Colin Tilley filmó un terror bonito pero no aterrador sobre la venganza mística. Whitney Peak carga la película «El hombre de arena» sobre sus hombros, los pantanos de Florida se ven espeluznantes, pero no hay verdadero horror.
«El hombre de arena», el debut de Colin Tilley —director cuyo nombre es familiar para los seguidores de los videoclips de Justin Bieber y RZA—, es un ambicioso intento de dar nueva vida al subgénero del terror gótico místico sudamericano. ¿Logró crear una película verdaderamente espeluznante o estamos ante una envoltura hermosa pero vacía?
Anna (Whitney Peak) se ve obligada a mudarse de la ruidosa Nueva York a Florida tras la repentina muerte de sus padres. La joven se instala en casa de su abuela ciega (S. Epatha Merkerson), a quien ve por primera vez en su vida, e intenta adaptarse a la vida en un pueblo pantanoso provincial. La soledad y el trauma empujan a la protagonista a conocer a los adolescentes locales, que le parecen la única salvación del aislamiento. Sin embargo, la amistad se convierte en una pesadilla: Anna es testigo (y quizás cómplice) de un brutal ataque a un niño.
Según la leyenda local, tales pecados no quedan impunes: aparece el Hombre de Arena, el alma de un niño que fue torturado en el pasado, que visita los sueños de los agresores y les arranca los ojos. Ahora Anna debe descubrir dónde está el límite entre un cuento de hadas aterrador y una amenaza real.

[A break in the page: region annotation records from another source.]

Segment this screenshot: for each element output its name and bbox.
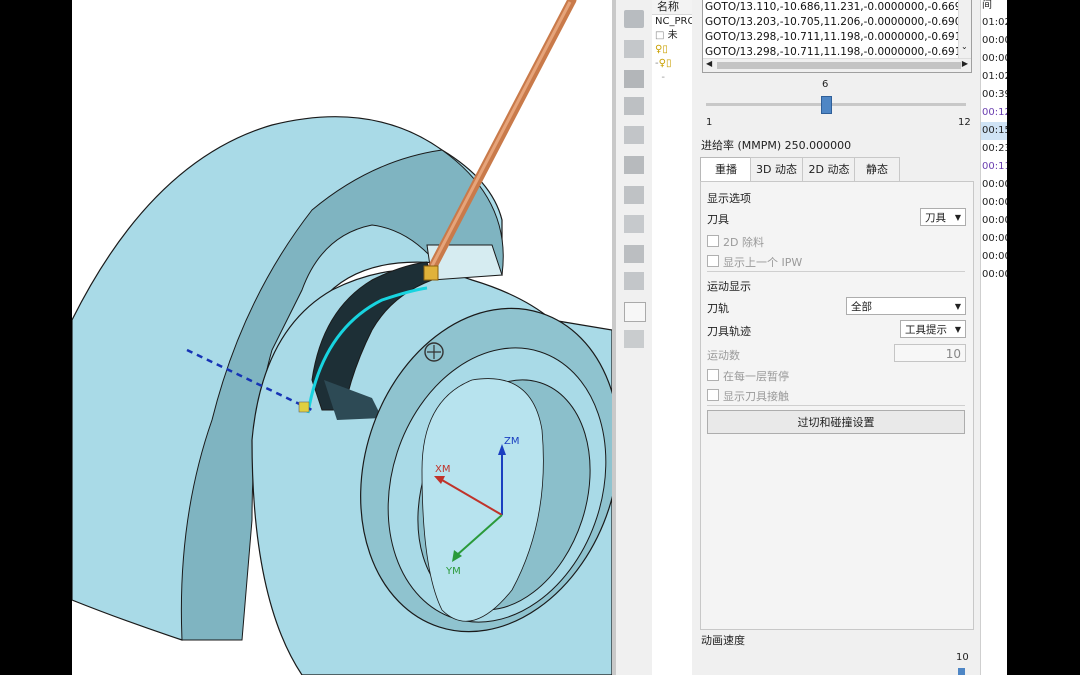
animation-speed-thumb[interactable]	[958, 668, 965, 675]
time-cell: 00:00	[982, 233, 1007, 244]
program-icon[interactable]	[624, 126, 644, 144]
section-divider	[707, 271, 965, 272]
show-prev-ipw-checkbox[interactable]	[707, 255, 719, 267]
blank-icon[interactable]	[624, 302, 646, 322]
visualize-panel: GOTO/13.110,-10.686,11.231,-0.0000000,-0…	[692, 0, 980, 675]
remove-2d-checkbox[interactable]	[707, 235, 719, 247]
tab-replay[interactable]: 重播	[700, 157, 752, 182]
geometry-icon[interactable]	[624, 70, 644, 88]
listing-line: GOTO/13.298,-10.711,11.198,-0.0000000,-0…	[705, 31, 972, 43]
listing-vscroll[interactable]: ⌄	[958, 0, 971, 58]
tool-track-label: 刀具轨迹	[707, 325, 751, 338]
navigator-row[interactable]: -♀▯	[652, 57, 692, 71]
listing-hscroll[interactable]: ◀ ▶	[703, 58, 971, 72]
time-cell: 01:02	[982, 17, 1007, 28]
part-model	[72, 0, 612, 675]
slider-min: 1	[706, 117, 713, 128]
axis-label-xm: XM	[435, 464, 451, 475]
pause-each-layer-label: 在每一层暂停	[723, 370, 789, 383]
time-cell: 00:11	[982, 161, 1007, 172]
operation-navigator[interactable]: 名称 NC_PROG □ 未 ♀▯ -♀▯ -	[652, 0, 693, 675]
time-header: 间	[982, 0, 992, 11]
time-cell: 00:00	[982, 215, 1007, 226]
speed-slider-thumb[interactable]	[821, 96, 832, 114]
navigator-row[interactable]: NC_PROG	[652, 15, 692, 29]
generate-icon[interactable]	[624, 186, 644, 204]
display-options-title: 显示选项	[707, 192, 751, 205]
animation-speed-label: 动画速度	[701, 634, 745, 647]
tool-label: 刀具	[707, 213, 729, 226]
time-column: 间 01:02 00:00 00:00 01:02 00:39 00:12 00…	[980, 0, 1007, 675]
navigator-row[interactable]: ♀▯	[652, 43, 692, 57]
verify-icon[interactable]	[624, 215, 644, 233]
time-cell: 00:12	[982, 107, 1007, 118]
tool-icon[interactable]	[624, 40, 644, 58]
motions-label: 运动数	[707, 349, 740, 362]
navigator-header: 名称	[652, 0, 692, 15]
tool-dropdown[interactable]: 刀具 ▼	[920, 208, 966, 226]
remove-2d-label: 2D 除料	[723, 236, 764, 249]
time-cell: 00:00	[982, 179, 1007, 190]
cut-area-icon[interactable]	[624, 156, 644, 174]
navigator-row[interactable]: -	[652, 71, 692, 85]
listing-line: GOTO/13.203,-10.705,11.206,-0.0000000,-0…	[705, 16, 972, 28]
show-tool-contact-label: 显示刀具接触	[723, 390, 789, 403]
tool-track-dropdown[interactable]: 工具提示 ▼	[900, 320, 966, 338]
motion-display-title: 运动显示	[707, 280, 751, 293]
tab-3d-dynamic[interactable]: 3D 动态	[750, 157, 803, 182]
pause-each-layer-checkbox[interactable]	[707, 369, 719, 381]
list-icon[interactable]	[624, 245, 644, 263]
time-cell: 00:23	[982, 143, 1007, 154]
axis-label-zm: ZM	[504, 436, 520, 447]
replay-tab-body: 显示选项 刀具 刀具 ▼ 2D 除料 显示上一个 IPW 运动显示 刀轨 全部 ▼ …	[700, 181, 974, 630]
toolpath-dropdown[interactable]: 全部 ▼	[846, 297, 966, 315]
gouge-collision-settings-button[interactable]: 过切和碰撞设置	[707, 410, 965, 434]
clsf-listing[interactable]: GOTO/13.110,-10.686,11.231,-0.0000000,-0…	[702, 0, 972, 73]
feed-rate: 进给率 (MMPM) 250.000000	[701, 139, 852, 152]
motions-input[interactable]: 10	[894, 344, 966, 362]
axis-label-ym: YM	[446, 566, 461, 577]
show-tool-contact-checkbox[interactable]	[707, 389, 719, 401]
navigator-row[interactable]: □ 未	[652, 29, 692, 43]
app-window: ZM XM YM 名称 NC_PROG □ 未 ♀▯ -♀▯ - GOTO/13…	[72, 0, 1007, 675]
method-icon[interactable]	[624, 97, 644, 115]
document-icon[interactable]	[624, 330, 644, 348]
slider-max: 12	[958, 117, 971, 128]
time-cell: 00:00	[982, 269, 1007, 280]
resource-toolbar	[616, 0, 653, 675]
graphics-viewport[interactable]: ZM XM YM	[72, 0, 612, 675]
time-cell: 00:00	[982, 35, 1007, 46]
tab-static[interactable]: 静态	[854, 157, 900, 182]
hscroll-thumb[interactable]	[717, 62, 961, 69]
speed-slider-track[interactable]	[706, 103, 966, 106]
toolpath-label: 刀轨	[707, 302, 729, 315]
time-cell: 00:39	[982, 89, 1007, 100]
slider-current: 6	[822, 79, 829, 90]
listing-line: GOTO/13.110,-10.686,11.231,-0.0000000,-0…	[705, 1, 972, 13]
post-icon[interactable]	[624, 272, 644, 290]
time-cell: 00:00	[982, 197, 1007, 208]
time-cell: 01:02	[982, 71, 1007, 82]
operation-icon[interactable]	[624, 10, 644, 28]
time-cell: 00:00	[982, 53, 1007, 64]
section-divider	[707, 405, 965, 406]
animation-speed-value: 10	[956, 652, 969, 663]
time-cell: 00:00	[982, 251, 1007, 262]
tab-2d-dynamic[interactable]: 2D 动态	[802, 157, 856, 182]
show-prev-ipw-label: 显示上一个 IPW	[723, 256, 803, 269]
time-cell: 00:15	[981, 122, 1007, 140]
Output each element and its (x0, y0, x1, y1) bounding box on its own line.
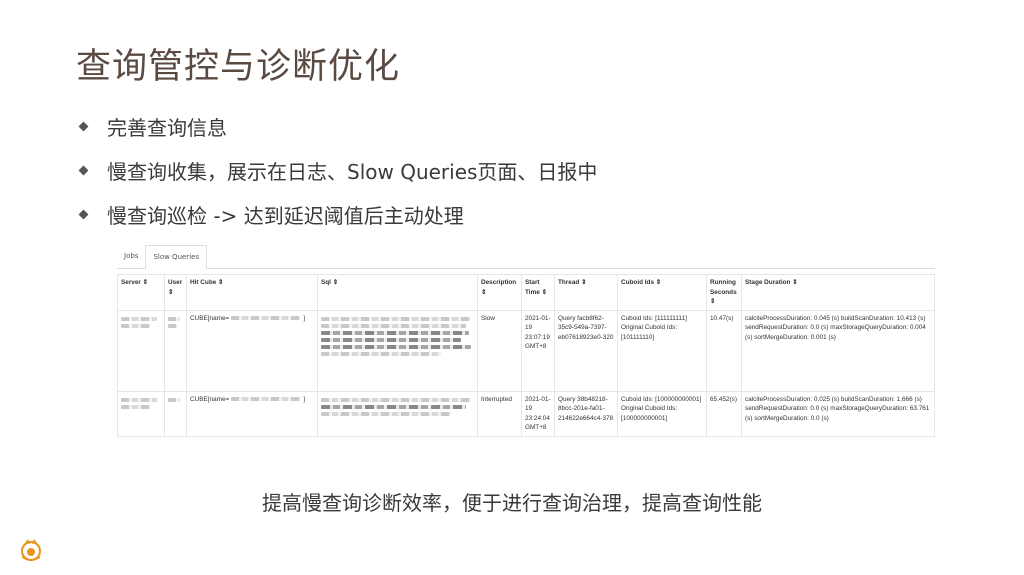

Se puede elogiar al director por su audacia visual. Colin Tilley sabe de encuadres, y «El hombre de arena» lo confirma en casi cada escena de sueños. Las pesadillas realmente recuerdan la lógica de los sueños: fragmentos de realidad se mezclan con imágenes absurdas, los colores se distorsionan, los objetos cambian ante los ojos. Un hombre disfrazado de conejo se convierte en una bestia real en blanco y negro, y esta de repente se vuelve blanca: estos pequeños detalles crean una sensación de ilusión genuina. Además, la realidad en forma de la pantanosa Florida se ve hermosa y amenazante al mismo tiempo, y la atmósfera del gótico sureño se siente en cada elemento: nieblas, árboles viejos, casas abandonadas.
Desafortunadamente, el atractivo visual no compensa la debilidad dramática. La película parece más cara de lo que es, pero eso no la convierte en un terror completo. Tilley olvidó el componente principal del género: el miedo. La película no asusta, no mantiene en tensión, no hace sobresaltar. No hay ni un solo momento realmente espeluznante que quede en la memoria después de los créditos finales.

Si la película se mantiene a flote, es únicamente gracias a Whitney Peak. La actriz, conocida por la serie «Gossip Girl», crea un retrato convincente de una chica traumatizada que intenta sobrevivir en un mundo ajeno. Peak no cae en la histeria ni irrita al espectador: su heroína guarda el dolor en su interior, y se nota en sus gestos y miradas. S. Epatha Merkerson como la abuela May también deleita con una actuación contenida, especialmente en la escena donde se revela su propio pasado y su conexión con la leyenda del Hombre de Arena. El resto del reparto pierde claramente: los adolescentes antagonistas parecen estereotipados y sus motivaciones son superficiales.
El guion de Eliza Victoria y Michael Tully (basado en la novela gráfica de la propia Victoria) intenta abordar temas de culpa, redención y la inacción como forma de complicidad. Este es un ángulo realmente interesante: la heroína no cometió el crimen directamente, pero su pasividad la hace culpable. La cuestión moral no es en blanco y negro, y eso es un punto a favor. Sin embargo, la implementación cojea: la película no puede decidir si quiere ser una parábola sombría sobre la venganza o un terror adolescente con elementos folclóricos. El resultado es algo intermedio que no satisface ni a los seguidores de uno ni a los del otro.

«El hombre de arena» es una película para quienes valoran más la atmósfera y el estilo visual que los horrores reales. Colin Tilley demostró que sabe filmar de manera hermosa, pero olvidó el propósito principal del terror: asustar. Si eres fan del gótico sureño y no te importa pasar una hora y media contemplando paisajes pantanosos en compañía de Whitney Peak, ve al cine sin dudarlo (la película está en cartelera oficial desde el 23 de octubre). Pero si esperas algo verdaderamente espeluznante, la película te dejará una sensación de oportunidades perdidas, como si el potencial de la cinta se hubiera disuelto en la niebla de los pantanos de Florida.